Date: Mar 13, 2013 1:33 PM
Author: mueckenh@rz.fh-augsburg.de
Subject: Re: Matheology § 222 Back to the roots

On 13 Mrz., 17:59, William Hughes <wpihug...@gmail.com> wrote:
> On Mar 13, 5:37 pm, WM <mueck...@rz.fh-augsburg.de> wrote:
>

> > On 13 Mrz., 13:19, William Hughes <wpihug...@gmail.com> wrote:
>
> <snip>
>

> > > If you wish to contest this, use my words not
> > > yours  (e.g.  I have never said "The list contains more
> > > numbers than fit into a single line",  I have said
> > > "There is no line in the list which contains every
> > > number in the list".)

>
> > Correct. The list has more numbers than a single line has. Since every
> > number that is in the list, must be in at least one line, this implies
> > that the numbers are in more than one line.

>
> To be precise, a set of lines, say K, that contains all the numbers
> contains at least two lines.


In actual infinity, this is not avoidable.
We note: At least two lines belong to the set that contains all
numbers.

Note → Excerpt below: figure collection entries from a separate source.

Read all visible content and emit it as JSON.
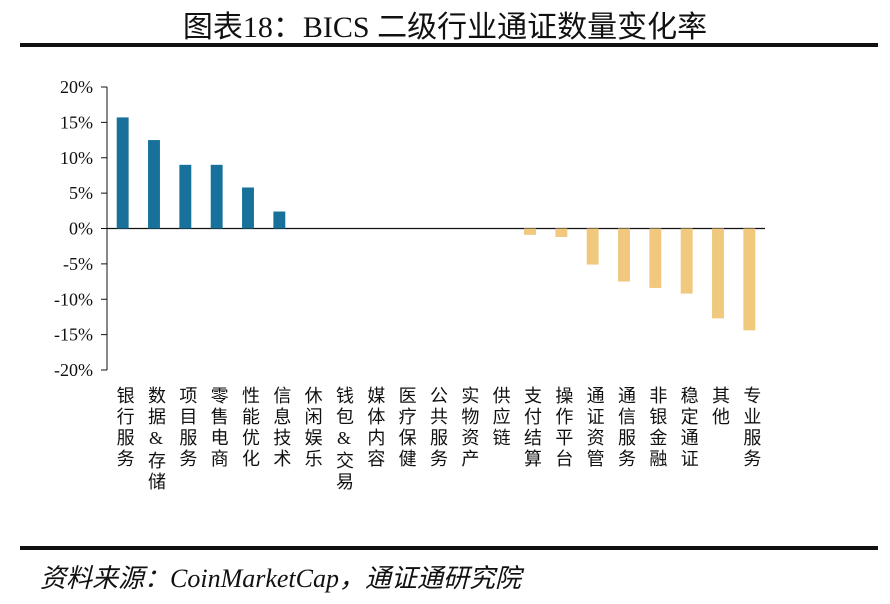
{
  "chart_data": {
    "type": "bar",
    "title": "图表18：BICS 二级行业通证数量变化率",
    "source": "资料来源：CoinMarketCap，通证通研究院",
    "categories": [
      "银行服务",
      "数据&存储",
      "项目服务",
      "零售电商",
      "性能优化",
      "信息技术",
      "休闲娱乐",
      "钱包&交易",
      "媒体内容",
      "医疗保健",
      "公共服务",
      "实物资产",
      "供应链",
      "支付结算",
      "操作平台",
      "通证资管",
      "通信服务",
      "非银金融",
      "稳定通证",
      "其他",
      "专业服务"
    ],
    "values": [
      15.7,
      12.5,
      9.0,
      9.0,
      5.8,
      2.4,
      0,
      0,
      0,
      0,
      0,
      0,
      0,
      -0.9,
      -1.2,
      -5.1,
      -7.5,
      -8.4,
      -9.2,
      -12.7,
      -14.4
    ],
    "colors": [
      "#17719a",
      "#17719a",
      "#17719a",
      "#17719a",
      "#17719a",
      "#17719a",
      "#17719a",
      "#17719a",
      "#17719a",
      "#17719a",
      "#17719a",
      "#17719a",
      "#17719a",
      "#f0c97f",
      "#f0c97f",
      "#f0c97f",
      "#f0c97f",
      "#f0c97f",
      "#f0c97f",
      "#f0c97f",
      "#f0c97f"
    ],
    "ylim": [
      -20,
      20
    ],
    "yticks": [
      {
        "value": 20,
        "label": "20%"
      },
      {
        "value": 15,
        "label": "15%"
      },
      {
        "value": 10,
        "label": "10%"
      },
      {
        "value": 5,
        "label": "5%"
      },
      {
        "value": 0,
        "label": "0%"
      },
      {
        "value": -5,
        "label": "-5%"
      },
      {
        "value": -10,
        "label": "-10%"
      },
      {
        "value": -15,
        "label": "-15%"
      },
      {
        "value": -20,
        "label": "-20%"
      }
    ],
    "grid": false
  }
}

We call these lines necessary lines.
So the set of necessary lines is not empty.

>  However, this does *not* imply that
> there are two numbers that are not in a single line.


Why then should two lines be necessary?
One being the substitute in case the other falls ill?

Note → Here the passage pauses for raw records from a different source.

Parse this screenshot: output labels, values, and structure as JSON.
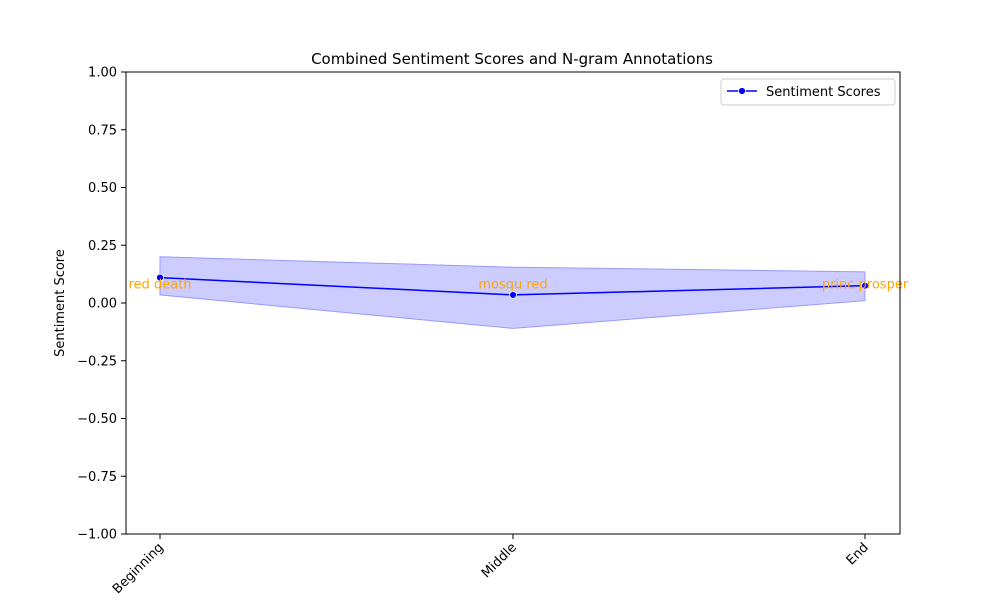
{
  "chart_data": {
    "type": "line",
    "title": "Combined Sentiment Scores and N-gram Annotations",
    "xlabel": "",
    "ylabel": "Sentiment Score",
    "categories": [
      "Beginning",
      "Middle",
      "End"
    ],
    "ylim": [
      -1.0,
      1.0
    ],
    "yticks": [
      1.0,
      0.75,
      0.5,
      0.25,
      0.0,
      -0.25,
      -0.5,
      -0.75,
      -1.0
    ],
    "ytick_labels": [
      "1.00",
      "0.75",
      "0.50",
      "0.25",
      "0.00",
      "−0.25",
      "−0.50",
      "−0.75",
      "−1.00"
    ],
    "grid": false,
    "legend_position": "top-right",
    "series": [
      {
        "name": "Sentiment Scores",
        "values": [
          0.11,
          0.035,
          0.075
        ],
        "band_upper": [
          0.2,
          0.155,
          0.135
        ],
        "band_lower": [
          0.035,
          -0.11,
          0.01
        ],
        "color": "#0000ff",
        "band_color": "#ccccff"
      }
    ],
    "annotations": [
      {
        "category": "Beginning",
        "y": 0.08,
        "text": "red death"
      },
      {
        "category": "Middle",
        "y": 0.08,
        "text": "mosqu red"
      },
      {
        "category": "End",
        "y": 0.08,
        "text": "princ prosper"
      }
    ],
    "annotation_color": "#ffa500"
  }
}
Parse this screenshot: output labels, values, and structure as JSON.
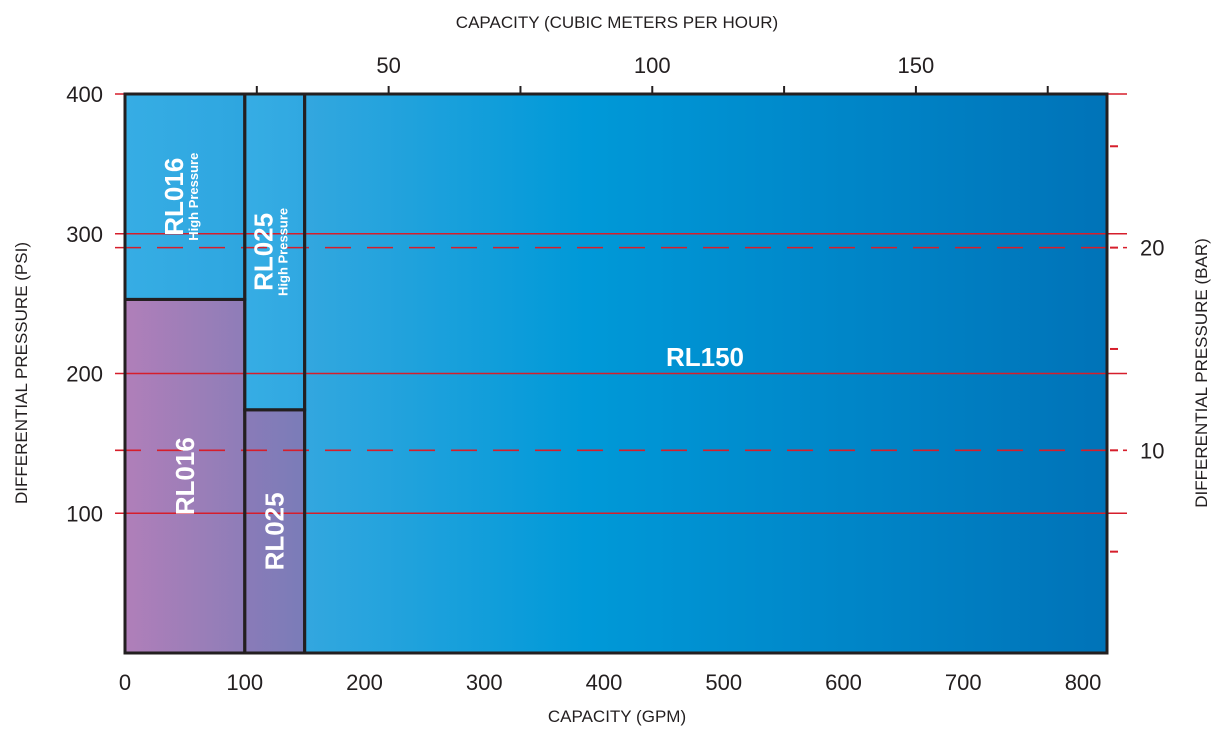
{
  "chart_data": {
    "type": "area",
    "title": "",
    "xlabel_bottom": "CAPACITY (GPM)",
    "xlabel_top": "CAPACITY (CUBIC METERS PER HOUR)",
    "ylabel_left": "DIFFERENTIAL PRESSURE (PSI)",
    "ylabel_right": "DIFFERENTIAL PRESSURE (BAR)",
    "xlim": [
      0,
      820
    ],
    "ylim": [
      0,
      400
    ],
    "x_ticks": [
      "0",
      "100",
      "200",
      "300",
      "400",
      "500",
      "600",
      "700",
      "800"
    ],
    "y_ticks": [
      "100",
      "200",
      "300",
      "400"
    ],
    "top_axis": {
      "unit_ticks": [
        25,
        50,
        75,
        100,
        125,
        150,
        175
      ],
      "labels": [
        {
          "value": 50,
          "text": "50"
        },
        {
          "value": 100,
          "text": "100"
        },
        {
          "value": 150,
          "text": "150"
        }
      ]
    },
    "right_axis": {
      "unit_ticks": [
        5,
        10,
        15,
        20,
        25
      ],
      "labels": [
        {
          "value": 10,
          "text": "10"
        },
        {
          "value": 20,
          "text": "20"
        }
      ]
    },
    "psi_gridlines": [
      100,
      200,
      300,
      400
    ],
    "bar_gridlines": [
      10,
      20
    ],
    "regions": [
      {
        "name": "RL150",
        "x": [
          150,
          820
        ],
        "y": [
          0,
          400
        ],
        "label": "RL150",
        "sublabel": "",
        "color_start": "#33a7df",
        "color_mid": "#0099d8",
        "color_end": "#0073b8"
      },
      {
        "name": "RL016",
        "x": [
          0,
          100
        ],
        "y": [
          0,
          253
        ],
        "label": "RL016",
        "sublabel": "",
        "color_start": "#b07fb9",
        "color_end": "#8e7db8"
      },
      {
        "name": "RL016 High Pressure",
        "x": [
          0,
          100
        ],
        "y": [
          253,
          400
        ],
        "label": "RL016",
        "sublabel": "High Pressure",
        "color_start": "#36ade4",
        "color_end": "#2ea6e0"
      },
      {
        "name": "RL025",
        "x": [
          100,
          150
        ],
        "y": [
          0,
          174
        ],
        "label": "RL025",
        "sublabel": "",
        "color_start": "#8a7bb8",
        "color_end": "#7a7cb8"
      },
      {
        "name": "RL025 High Pressure",
        "x": [
          100,
          150
        ],
        "y": [
          174,
          400
        ],
        "label": "RL025",
        "sublabel": "High Pressure",
        "color_start": "#36ade4",
        "color_end": "#30a8e1"
      }
    ],
    "colors": {
      "gridline": "#d61e2b",
      "border": "#231f20",
      "text": "#231f20",
      "label": "#ffffff"
    }
  }
}
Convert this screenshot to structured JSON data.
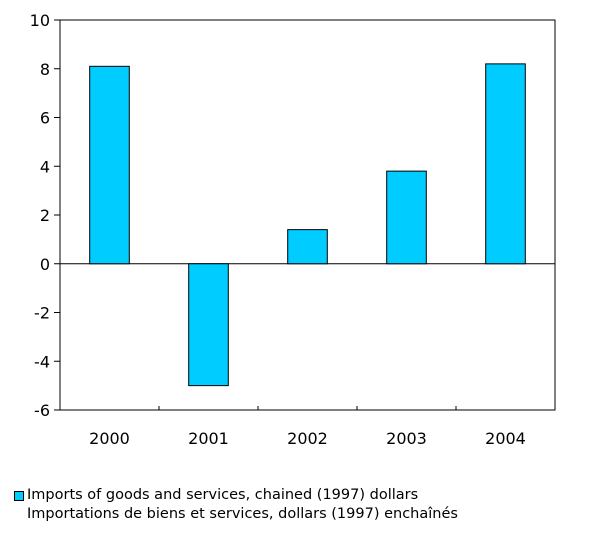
{
  "chart_data": {
    "type": "bar",
    "categories": [
      "2000",
      "2001",
      "2002",
      "2003",
      "2004"
    ],
    "series": [
      {
        "name": "Imports of goods and services, chained (1997) dollars / Importations de biens et services, dollars (1997) enchaînés",
        "values": [
          8.1,
          -5.0,
          1.4,
          3.8,
          8.2
        ]
      }
    ],
    "ylim": [
      -6,
      10
    ],
    "yticks": [
      -6,
      -4,
      -2,
      0,
      2,
      4,
      6,
      8,
      10
    ],
    "grid": false,
    "legend_position": "bottom-left",
    "bar_color": "#00CCFF",
    "title": "",
    "xlabel": "",
    "ylabel": ""
  },
  "legend": {
    "line1": "Imports of goods and services, chained (1997) dollars",
    "line2": "Importations de biens et services, dollars (1997) enchaînés",
    "color": "#00CCFF"
  }
}
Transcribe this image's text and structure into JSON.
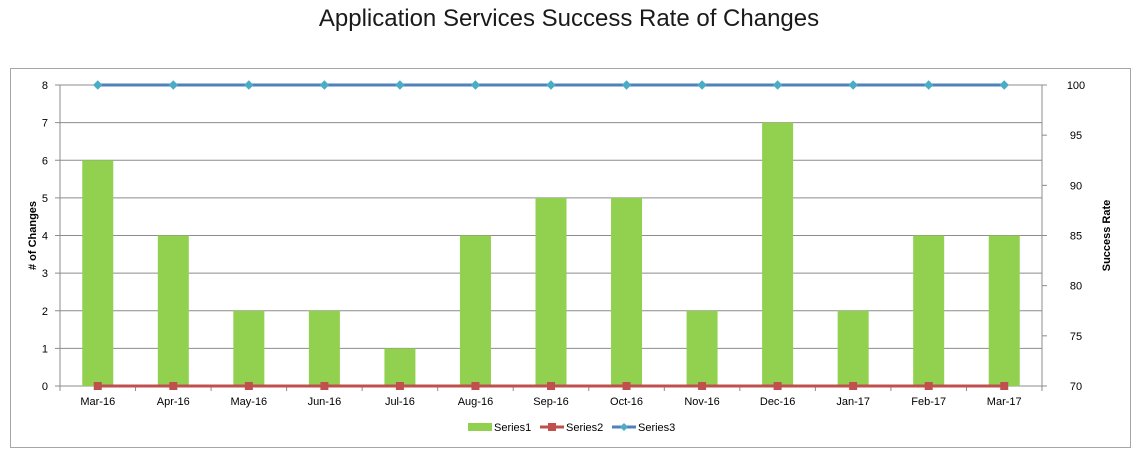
{
  "chart_data": {
    "type": "bar",
    "title": "Application Services Success Rate of Changes",
    "xlabel": "",
    "ylabel": "# of Changes",
    "y2label": "Success Rate",
    "ylim": [
      0,
      8
    ],
    "y2lim": [
      70,
      100
    ],
    "yticks": [
      "0",
      "1",
      "2",
      "3",
      "4",
      "5",
      "6",
      "7",
      "8"
    ],
    "y2ticks": [
      "70",
      "75",
      "80",
      "85",
      "90",
      "95",
      "100"
    ],
    "categories": [
      "Mar-16",
      "Apr-16",
      "May-16",
      "Jun-16",
      "Jul-16",
      "Aug-16",
      "Sep-16",
      "Oct-16",
      "Nov-16",
      "Dec-16",
      "Jan-17",
      "Feb-17",
      "Mar-17"
    ],
    "series": [
      {
        "name": "Series1",
        "kind": "bar",
        "axis": "left",
        "color": "#92d050",
        "values": [
          6,
          4,
          2,
          2,
          1,
          4,
          5,
          5,
          2,
          7,
          2,
          4,
          4
        ]
      },
      {
        "name": "Series2",
        "kind": "line",
        "axis": "left",
        "color": "#c0504d",
        "marker": "square",
        "values": [
          0,
          0,
          0,
          0,
          0,
          0,
          0,
          0,
          0,
          0,
          0,
          0,
          0
        ]
      },
      {
        "name": "Series3",
        "kind": "line",
        "axis": "right",
        "color": "#4f81bd",
        "marker": "diamond",
        "values": [
          100,
          100,
          100,
          100,
          100,
          100,
          100,
          100,
          100,
          100,
          100,
          100,
          100
        ]
      }
    ],
    "grid": true,
    "legend_position": "bottom"
  }
}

> Nor does it imply that there is a necessary line in K.

If there is not one necessary line, then there are two or more
required.
Proof: If you remove all lines from the list, then there remains no
line and no number.

> Note that a sufficient set does not imply a necessary line
> even in potential infinity.  There is no line that is needed
> to make L have an unfindable last line.


So you believe that there can remain all numbers in the list after
removing all lines? That is a remarkable claim. I would not accept it
in mathematics.

Note in actual infinity it makes sense to talk about all lines and to
remove all lines.

Regards, WM